L'idée me hante, et une partie de moi estime que ce sera important de vérifier la vérité derrière ce mystère. Je me lève doucement du lit, prenant soin de ne pas faire de bruit. Une fois dans le salon, je m'assois sur le canapé, sans contrôle sur mes pensées sui se remuent dans ma tête
Je pense à Lucia, à l'enfant, et à cet homme à ses côtés. Pourquoi elle est encore en vie ? C'est qui cet homme ? Est ce l'enfant de Mathis ? Si tel est le cas, pourquoi n'ai-je rien appris sur une possible grossesse de Lucia ? Les pièces du puzzle ne s'imbriquent pas parfaitement. Mais il y a quelque chose dans leur dynamique qui me trouble.
- Il me faut savoir si ce petit garçon est en fait le fils de Mathis. Je ferai ce qu'il faut pour obtenir des réponses. Même si je devais rendre visite à cette folle dans cette maudite prison qui lui sert de demeure. Cette incertitude me tuera si non.

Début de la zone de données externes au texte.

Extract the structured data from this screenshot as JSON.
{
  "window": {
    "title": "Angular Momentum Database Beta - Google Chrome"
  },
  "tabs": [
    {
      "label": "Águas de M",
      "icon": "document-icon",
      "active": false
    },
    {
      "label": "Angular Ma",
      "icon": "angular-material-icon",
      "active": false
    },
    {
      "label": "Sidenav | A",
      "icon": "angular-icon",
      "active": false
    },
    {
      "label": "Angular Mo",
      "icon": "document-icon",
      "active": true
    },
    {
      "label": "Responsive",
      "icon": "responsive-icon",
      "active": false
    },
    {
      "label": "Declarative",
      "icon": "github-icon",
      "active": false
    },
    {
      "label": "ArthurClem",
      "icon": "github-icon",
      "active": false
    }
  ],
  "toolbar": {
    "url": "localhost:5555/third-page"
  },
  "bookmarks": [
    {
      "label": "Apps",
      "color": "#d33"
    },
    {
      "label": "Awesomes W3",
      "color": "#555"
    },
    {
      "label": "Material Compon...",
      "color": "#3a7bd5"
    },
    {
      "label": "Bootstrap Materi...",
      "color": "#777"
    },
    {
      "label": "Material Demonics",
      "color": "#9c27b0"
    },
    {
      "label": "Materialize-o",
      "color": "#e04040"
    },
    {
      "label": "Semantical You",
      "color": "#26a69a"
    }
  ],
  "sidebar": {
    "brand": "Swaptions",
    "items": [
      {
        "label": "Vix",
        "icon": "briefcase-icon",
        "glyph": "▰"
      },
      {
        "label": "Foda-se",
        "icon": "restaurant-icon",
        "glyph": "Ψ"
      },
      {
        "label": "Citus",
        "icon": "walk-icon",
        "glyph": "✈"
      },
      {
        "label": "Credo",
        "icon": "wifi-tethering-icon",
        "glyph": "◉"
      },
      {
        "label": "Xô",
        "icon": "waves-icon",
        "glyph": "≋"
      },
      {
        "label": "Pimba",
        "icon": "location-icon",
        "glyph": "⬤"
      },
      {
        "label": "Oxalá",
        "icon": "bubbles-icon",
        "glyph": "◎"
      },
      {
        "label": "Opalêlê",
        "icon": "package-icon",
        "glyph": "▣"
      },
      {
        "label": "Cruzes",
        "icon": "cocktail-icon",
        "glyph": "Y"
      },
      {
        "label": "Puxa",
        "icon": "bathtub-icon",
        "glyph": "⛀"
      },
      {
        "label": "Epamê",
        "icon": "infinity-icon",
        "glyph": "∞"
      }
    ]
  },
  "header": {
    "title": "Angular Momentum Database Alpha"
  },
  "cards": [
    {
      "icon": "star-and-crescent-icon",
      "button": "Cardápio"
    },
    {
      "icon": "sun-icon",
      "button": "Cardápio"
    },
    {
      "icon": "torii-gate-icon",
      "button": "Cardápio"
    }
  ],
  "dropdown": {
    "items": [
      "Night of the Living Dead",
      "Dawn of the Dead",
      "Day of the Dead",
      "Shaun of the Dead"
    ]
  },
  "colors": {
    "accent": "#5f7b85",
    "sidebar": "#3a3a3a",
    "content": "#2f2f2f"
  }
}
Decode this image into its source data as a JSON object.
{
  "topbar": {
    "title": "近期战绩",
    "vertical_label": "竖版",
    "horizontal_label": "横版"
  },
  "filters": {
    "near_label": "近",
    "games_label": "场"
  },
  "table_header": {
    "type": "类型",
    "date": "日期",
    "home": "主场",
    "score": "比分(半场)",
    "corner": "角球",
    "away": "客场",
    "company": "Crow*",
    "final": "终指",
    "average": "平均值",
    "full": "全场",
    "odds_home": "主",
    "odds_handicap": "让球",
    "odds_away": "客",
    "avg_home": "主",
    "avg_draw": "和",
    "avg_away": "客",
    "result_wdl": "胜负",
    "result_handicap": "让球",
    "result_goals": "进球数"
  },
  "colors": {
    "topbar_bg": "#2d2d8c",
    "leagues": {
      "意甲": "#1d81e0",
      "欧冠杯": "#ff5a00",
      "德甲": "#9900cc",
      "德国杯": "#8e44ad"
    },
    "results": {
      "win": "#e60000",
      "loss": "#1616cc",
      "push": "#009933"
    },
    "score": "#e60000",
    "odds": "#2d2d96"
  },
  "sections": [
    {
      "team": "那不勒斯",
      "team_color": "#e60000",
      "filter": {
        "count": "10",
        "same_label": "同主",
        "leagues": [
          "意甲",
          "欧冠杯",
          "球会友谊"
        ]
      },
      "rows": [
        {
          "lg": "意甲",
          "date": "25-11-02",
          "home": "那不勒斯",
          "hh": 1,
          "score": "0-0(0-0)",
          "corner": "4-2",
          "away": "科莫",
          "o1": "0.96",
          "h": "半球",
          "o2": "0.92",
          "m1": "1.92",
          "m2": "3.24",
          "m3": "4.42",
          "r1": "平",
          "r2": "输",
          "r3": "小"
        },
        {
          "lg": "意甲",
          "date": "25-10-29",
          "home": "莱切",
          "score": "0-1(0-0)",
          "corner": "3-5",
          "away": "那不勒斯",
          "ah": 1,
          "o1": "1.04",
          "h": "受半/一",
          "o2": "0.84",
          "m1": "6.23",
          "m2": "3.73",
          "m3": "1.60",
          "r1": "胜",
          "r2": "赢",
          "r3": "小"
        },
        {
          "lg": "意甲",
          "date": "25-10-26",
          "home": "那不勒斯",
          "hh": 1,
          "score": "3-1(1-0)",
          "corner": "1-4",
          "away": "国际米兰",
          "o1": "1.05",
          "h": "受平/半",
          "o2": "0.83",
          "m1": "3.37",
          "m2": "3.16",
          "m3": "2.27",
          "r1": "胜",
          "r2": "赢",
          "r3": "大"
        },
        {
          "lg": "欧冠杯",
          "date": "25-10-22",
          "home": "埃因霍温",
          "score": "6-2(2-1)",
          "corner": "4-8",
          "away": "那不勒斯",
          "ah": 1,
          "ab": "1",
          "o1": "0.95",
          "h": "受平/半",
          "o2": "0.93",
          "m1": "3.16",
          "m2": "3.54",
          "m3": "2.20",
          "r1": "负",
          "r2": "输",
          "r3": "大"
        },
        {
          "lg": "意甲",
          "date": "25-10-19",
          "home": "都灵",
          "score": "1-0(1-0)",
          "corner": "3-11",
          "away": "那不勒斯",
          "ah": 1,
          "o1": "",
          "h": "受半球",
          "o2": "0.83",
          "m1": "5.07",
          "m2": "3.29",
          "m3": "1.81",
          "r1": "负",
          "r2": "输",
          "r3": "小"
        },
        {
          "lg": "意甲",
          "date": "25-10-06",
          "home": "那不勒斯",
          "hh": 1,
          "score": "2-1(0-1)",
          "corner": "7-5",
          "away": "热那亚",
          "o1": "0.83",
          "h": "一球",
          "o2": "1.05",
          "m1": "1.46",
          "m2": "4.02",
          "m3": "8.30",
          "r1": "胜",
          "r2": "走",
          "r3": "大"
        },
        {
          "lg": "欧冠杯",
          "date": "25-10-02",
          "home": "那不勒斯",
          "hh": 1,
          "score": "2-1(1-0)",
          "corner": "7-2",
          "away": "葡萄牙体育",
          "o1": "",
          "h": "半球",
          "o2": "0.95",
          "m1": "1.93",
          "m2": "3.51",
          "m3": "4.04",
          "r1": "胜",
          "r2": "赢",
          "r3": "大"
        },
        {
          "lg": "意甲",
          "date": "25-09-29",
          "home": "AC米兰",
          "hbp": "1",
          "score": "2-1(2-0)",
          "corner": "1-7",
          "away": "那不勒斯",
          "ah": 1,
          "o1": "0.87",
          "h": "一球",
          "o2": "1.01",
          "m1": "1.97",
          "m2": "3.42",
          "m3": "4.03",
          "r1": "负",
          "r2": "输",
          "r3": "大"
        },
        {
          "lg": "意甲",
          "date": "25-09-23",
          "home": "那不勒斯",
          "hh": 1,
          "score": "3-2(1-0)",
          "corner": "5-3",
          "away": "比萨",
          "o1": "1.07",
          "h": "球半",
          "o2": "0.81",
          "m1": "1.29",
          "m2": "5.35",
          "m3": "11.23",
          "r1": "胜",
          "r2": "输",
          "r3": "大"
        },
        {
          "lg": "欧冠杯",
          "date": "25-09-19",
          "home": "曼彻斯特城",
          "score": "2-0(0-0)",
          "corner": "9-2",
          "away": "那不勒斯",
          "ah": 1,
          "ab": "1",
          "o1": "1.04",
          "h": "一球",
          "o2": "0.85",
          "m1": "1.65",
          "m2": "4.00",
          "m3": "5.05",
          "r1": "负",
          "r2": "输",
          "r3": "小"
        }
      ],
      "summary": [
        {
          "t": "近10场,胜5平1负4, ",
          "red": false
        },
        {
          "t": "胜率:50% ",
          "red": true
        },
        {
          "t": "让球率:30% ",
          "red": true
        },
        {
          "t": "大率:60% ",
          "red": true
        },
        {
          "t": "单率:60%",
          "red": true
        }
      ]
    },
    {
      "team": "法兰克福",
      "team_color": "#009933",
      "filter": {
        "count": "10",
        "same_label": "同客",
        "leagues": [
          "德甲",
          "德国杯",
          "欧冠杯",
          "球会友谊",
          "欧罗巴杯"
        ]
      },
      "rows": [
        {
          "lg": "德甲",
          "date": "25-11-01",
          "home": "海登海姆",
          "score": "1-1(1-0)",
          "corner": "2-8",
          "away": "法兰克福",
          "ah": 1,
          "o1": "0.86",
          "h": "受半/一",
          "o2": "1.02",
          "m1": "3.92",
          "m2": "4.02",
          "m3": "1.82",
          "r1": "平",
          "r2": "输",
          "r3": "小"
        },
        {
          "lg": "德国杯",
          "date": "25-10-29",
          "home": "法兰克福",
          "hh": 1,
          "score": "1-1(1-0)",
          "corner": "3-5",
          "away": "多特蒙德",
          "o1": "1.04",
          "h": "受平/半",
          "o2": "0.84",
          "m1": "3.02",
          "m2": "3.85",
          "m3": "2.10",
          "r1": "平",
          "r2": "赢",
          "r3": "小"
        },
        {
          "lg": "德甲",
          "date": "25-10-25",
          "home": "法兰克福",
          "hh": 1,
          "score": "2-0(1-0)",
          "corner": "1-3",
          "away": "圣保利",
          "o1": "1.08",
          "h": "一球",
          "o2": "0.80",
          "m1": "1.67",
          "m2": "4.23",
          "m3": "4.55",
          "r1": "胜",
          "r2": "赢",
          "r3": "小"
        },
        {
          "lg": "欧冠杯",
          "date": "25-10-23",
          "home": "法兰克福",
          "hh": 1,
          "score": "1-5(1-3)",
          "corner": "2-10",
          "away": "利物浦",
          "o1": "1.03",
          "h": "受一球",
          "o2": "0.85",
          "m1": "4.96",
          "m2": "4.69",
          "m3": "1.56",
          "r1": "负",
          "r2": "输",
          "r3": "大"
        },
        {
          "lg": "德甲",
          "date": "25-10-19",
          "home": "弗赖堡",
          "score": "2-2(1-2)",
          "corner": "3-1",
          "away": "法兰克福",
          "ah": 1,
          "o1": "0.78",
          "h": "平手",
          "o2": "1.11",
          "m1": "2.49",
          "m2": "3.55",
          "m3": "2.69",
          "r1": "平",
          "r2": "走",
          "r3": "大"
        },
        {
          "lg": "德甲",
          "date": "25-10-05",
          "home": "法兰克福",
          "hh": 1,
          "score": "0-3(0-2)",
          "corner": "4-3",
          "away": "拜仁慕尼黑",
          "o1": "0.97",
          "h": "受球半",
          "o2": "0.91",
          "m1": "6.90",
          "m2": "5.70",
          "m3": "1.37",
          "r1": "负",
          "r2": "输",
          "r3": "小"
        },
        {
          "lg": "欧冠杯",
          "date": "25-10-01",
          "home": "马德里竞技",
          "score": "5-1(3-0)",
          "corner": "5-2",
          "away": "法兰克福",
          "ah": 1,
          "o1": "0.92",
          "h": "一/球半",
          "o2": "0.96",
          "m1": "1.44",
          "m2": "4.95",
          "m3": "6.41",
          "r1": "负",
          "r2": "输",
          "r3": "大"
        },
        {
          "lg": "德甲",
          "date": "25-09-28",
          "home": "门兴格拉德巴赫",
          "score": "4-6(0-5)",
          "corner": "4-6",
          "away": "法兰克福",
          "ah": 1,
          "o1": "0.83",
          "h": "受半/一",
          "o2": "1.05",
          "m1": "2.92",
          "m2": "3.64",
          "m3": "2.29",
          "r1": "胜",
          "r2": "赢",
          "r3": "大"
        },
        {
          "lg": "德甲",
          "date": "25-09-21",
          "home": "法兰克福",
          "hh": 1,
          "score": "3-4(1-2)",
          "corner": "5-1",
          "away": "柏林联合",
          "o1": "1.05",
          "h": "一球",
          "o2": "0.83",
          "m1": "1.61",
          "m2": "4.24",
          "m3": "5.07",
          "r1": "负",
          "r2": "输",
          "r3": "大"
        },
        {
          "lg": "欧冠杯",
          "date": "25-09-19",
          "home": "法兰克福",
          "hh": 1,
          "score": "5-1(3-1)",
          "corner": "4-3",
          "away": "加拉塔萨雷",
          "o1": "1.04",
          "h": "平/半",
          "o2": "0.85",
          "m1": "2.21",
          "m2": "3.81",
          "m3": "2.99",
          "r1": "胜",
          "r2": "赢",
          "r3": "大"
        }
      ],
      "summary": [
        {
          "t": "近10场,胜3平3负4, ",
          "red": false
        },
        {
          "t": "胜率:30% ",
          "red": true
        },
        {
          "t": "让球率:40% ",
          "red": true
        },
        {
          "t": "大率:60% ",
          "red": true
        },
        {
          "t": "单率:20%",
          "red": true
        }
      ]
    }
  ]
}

Dès le lendemain, je me rendis à la prison pour rendre visite à Luciana. La voir dans cet état, amaigrie et désespérée, me provoqua un mélange d'ecœurement et de mépris. Je savais que cette femme, autrefois si arrogante, était désormais réduite à l'état de spectre. Elle me détestait sûrement autant que je la détestais, et je n'étais pas là pour jouer les diplomates.
Quand je paissai la porte de la salle de visite, Luciana leva les yeux vers moi, ses traits marqués par la colère et la fatigue. Elle était prête à me lancer des piques si elle pouvait. Et moi, he ne comptais pas lui donner une chance de se défouler sans répondre.
- Alors, c'est toi, murmura-t-elle avec une rancœur palpable dans la voix. Qu'est-ce que tu fous ici ? Elle me demande.
- ...
- Attends, ne me dis pas. Tu as appris que ma sœur était encore envie et qu'elle a un fils. Et tu espères que je puisse dissiper tes doutes.